It is really time to take the bull by the horn, bite the bullet and announce some bold structural reforms to get the slowing economy moving again. It calls for land and labour reforms, creating better enabling business environment for domestic and foreign players, better infrastructure, developing skilled  workforce etc for a new India led by Prime Minister Narendra Modi.

And it is Modi's A-team led by India's first women finance minister Nirmala Sitharaman, road transport and small and medium and micro industries minister Nitin Gadkari, railways and commerce and industry minister Piyush Goyal, and petroleum and steel minister Dharmendra Pradhan, who will be expected to stand and deliver.

Fortunately, most of them not only have some prior experience but are also aware of the challenges that the economy faces as  the Modi government as it begins its second innings.  For 59-year-old Nirmala Sitharaman, the new portfolio is not really new, because she has already served as a minister of state with independent charge for corporate affairs as well as minister of commerce and industry for three years. Moreover, with a post graduate degree in economics from Jawaharlal Nehru University, she has the relevant qualifications and expertise to pull the economy from its current morass.

However, the challenges for her are many and complex. The non-banking financial institutions are suffering from a liquidity crisis, the farm sector is in acute distress and the small scale industries are in pain especially after the government's demonetisation drive, consumption is falling with many sectors reporting poor growth or  even degrowth and companies are being forced to cut down on their investment plans and workforce, amidst  rampant  unemployment all around. She has a huge task ahead of her.

For 54-year-old Piyush Goyal, who has already proved himself with many firsts in the railway ministry, the real challenge will be on the trade front. Exports and imports have slowed down considerably with most countries adopting protectionist policies, especially the U.S., with its "Make in America" slogan. Goyal, a former investment banker, also has to ensure that India faces minimum collateral damage as a result of the ongoing U.S.-China trade war and its adverse impact on global trade. Entering into regional trade pacts could help Indian exporters as it is about making Indian goods globally competitive.

Thankfully, the Indian railways seems to be in a much better shape. Its finances and the quality of the services have improved, and many new initiatives have been launched. During his tenure, Goyal announced the launch of the first bullet train between Mumbai and Gujarat, delivered the first high-speed engine-less train, Vande Mataram Express, and saw the least number of train accidents in his tenure.

For the 62-year-old Nagpur MP, Nitin Gadkari, the medium small and micro industries players, would be expecting him to create the same kind of magic that he conjured up for roadways and highways sector, making him one of the most successful ministers. The MSME sector is already suffering from lack of credit flow from the banking sector and now also from the NBFCs, post the IL&FS fiasco, inadequate skilled workforce. little investments in R&D and regulatory bottlenecks . Getting this sector, which contributes nearly 40% to India's exports and 35% to the country's GDP, back on track, is important if India hopes to achieve 8% to 9% growth and generate the necessary employment.

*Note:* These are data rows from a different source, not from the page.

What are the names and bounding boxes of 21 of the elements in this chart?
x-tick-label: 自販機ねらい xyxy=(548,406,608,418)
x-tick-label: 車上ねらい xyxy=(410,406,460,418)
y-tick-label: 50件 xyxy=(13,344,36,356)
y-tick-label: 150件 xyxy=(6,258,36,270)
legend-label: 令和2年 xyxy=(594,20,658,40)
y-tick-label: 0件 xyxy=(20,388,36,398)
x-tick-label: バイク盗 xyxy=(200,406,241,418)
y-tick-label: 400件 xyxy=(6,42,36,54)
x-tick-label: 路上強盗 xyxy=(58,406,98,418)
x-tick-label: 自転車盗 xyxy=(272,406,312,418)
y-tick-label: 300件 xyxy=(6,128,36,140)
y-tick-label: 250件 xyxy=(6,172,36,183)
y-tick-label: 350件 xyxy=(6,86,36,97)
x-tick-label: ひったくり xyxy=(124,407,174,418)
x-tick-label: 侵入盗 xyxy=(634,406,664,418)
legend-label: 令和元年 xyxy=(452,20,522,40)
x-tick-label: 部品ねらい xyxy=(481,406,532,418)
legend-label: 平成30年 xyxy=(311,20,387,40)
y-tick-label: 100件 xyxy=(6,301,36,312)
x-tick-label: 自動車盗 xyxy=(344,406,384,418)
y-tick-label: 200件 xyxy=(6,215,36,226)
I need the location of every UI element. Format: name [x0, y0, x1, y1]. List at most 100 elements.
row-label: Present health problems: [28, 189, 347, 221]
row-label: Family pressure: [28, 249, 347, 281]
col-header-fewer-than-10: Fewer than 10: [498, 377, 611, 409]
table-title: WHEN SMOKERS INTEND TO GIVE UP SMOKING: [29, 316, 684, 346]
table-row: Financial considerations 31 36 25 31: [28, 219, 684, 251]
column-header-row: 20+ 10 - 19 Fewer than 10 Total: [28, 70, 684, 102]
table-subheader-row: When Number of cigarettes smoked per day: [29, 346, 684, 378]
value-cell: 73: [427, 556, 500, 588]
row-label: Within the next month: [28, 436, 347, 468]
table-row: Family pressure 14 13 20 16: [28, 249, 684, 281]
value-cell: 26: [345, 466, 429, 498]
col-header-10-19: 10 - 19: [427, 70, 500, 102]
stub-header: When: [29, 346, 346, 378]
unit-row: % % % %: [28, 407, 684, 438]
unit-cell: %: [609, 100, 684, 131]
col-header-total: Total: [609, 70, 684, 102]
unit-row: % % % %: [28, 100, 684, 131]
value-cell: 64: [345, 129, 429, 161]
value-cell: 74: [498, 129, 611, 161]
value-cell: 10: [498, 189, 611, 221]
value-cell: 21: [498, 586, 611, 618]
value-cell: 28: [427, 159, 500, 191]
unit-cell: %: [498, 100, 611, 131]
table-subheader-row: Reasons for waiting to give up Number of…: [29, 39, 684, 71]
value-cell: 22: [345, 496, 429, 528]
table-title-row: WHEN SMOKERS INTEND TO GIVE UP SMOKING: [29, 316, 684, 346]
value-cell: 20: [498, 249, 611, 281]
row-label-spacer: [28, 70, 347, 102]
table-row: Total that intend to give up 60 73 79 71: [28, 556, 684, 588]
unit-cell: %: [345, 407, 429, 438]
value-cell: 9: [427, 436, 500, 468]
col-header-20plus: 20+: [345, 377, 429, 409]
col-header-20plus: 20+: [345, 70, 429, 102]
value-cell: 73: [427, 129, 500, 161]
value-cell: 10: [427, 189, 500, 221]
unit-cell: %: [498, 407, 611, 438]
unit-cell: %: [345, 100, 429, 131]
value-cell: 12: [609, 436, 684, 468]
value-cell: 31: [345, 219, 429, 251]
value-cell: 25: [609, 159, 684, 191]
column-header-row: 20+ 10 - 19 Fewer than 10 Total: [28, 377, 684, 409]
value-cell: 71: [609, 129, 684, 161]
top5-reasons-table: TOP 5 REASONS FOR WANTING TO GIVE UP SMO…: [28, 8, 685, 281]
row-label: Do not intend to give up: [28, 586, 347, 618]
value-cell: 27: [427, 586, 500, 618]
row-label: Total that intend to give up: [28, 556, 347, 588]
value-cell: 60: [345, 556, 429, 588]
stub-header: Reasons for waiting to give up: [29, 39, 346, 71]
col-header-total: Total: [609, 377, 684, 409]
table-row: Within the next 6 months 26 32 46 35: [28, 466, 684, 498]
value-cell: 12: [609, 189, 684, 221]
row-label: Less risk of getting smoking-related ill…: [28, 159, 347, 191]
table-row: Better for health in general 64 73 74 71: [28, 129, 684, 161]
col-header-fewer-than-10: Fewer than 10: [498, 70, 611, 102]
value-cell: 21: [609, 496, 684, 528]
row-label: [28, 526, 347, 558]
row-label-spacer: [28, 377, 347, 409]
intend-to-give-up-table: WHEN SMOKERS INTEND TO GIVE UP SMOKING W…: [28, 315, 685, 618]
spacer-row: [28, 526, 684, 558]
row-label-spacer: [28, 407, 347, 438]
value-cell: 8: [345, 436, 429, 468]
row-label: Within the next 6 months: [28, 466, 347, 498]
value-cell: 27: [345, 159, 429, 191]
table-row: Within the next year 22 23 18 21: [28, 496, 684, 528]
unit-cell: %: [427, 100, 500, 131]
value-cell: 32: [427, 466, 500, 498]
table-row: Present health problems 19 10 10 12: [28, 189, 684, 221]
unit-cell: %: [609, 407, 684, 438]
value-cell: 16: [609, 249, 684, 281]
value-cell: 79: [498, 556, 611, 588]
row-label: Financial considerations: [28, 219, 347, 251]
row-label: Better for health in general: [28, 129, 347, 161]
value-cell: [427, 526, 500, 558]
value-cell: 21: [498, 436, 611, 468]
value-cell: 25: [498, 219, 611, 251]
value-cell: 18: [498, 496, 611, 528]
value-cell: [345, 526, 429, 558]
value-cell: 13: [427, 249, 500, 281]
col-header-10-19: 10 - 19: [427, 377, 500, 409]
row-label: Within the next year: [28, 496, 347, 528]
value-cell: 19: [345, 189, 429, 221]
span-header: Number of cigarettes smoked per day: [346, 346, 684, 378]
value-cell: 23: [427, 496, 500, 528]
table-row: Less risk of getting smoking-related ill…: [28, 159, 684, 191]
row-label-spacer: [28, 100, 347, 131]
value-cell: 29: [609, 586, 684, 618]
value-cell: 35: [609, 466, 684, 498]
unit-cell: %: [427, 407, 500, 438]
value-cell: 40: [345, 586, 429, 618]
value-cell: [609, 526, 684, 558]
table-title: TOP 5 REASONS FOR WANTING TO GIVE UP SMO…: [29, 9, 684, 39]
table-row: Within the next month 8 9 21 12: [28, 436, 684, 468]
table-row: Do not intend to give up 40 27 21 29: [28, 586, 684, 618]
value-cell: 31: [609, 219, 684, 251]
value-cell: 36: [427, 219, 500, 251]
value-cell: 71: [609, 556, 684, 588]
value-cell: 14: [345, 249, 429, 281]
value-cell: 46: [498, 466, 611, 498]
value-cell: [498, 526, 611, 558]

Meanwhile,  Gadkari has already outlined his plans for highways, which includes building a network of "world-class expressways" across the length and breadth of the country. Another challenge for him will be to get the electric vehicle infrastructure in place like setting up charging stations etc as electric vehicles increasingly become a reality on Indian roads.

Petroleum and steel minister Dharmendra Pradhan might not find the going as smooth in his second innings as it was in his first. His first innings started on a perfect note with crude prices touching a record low and staying low for most of his term. It also helped the  government reaping a bonanza in terms of tax collections. But with the U.S. imposing major trade sanction on Iran a major exporter of crude to India and Venezuela witnessing a sharp drop in its oil production, at a time when  prices are already high could pose a serious challenge for the government. How 49-year-old Pradhan uses his negotiating skills to ensure a continuous flow of crude supply in these times, will be interesting to watch. It will also be his responsibility to ensure that  the" boom and bust cycle" a regular feature of the Indian economy with low and high oil prices does not happen again.

Secondly, reviving the steel sector too will occupy a part of his time. The slowdown in the construction industry, the sharp fall in automobile production among other things, have adversely impacted the steel sector, not to forget dumping of steel by China in India as a fallout of the U.S.-China trade war.

The challenges are well known and so are the solutions. But it will call for a deep understanding of the ills of the economy, strong political will to resolve them, deft negotiation skills and fast implementation of policies. Will the ministers be up to their tasks will be clear in the next few months time.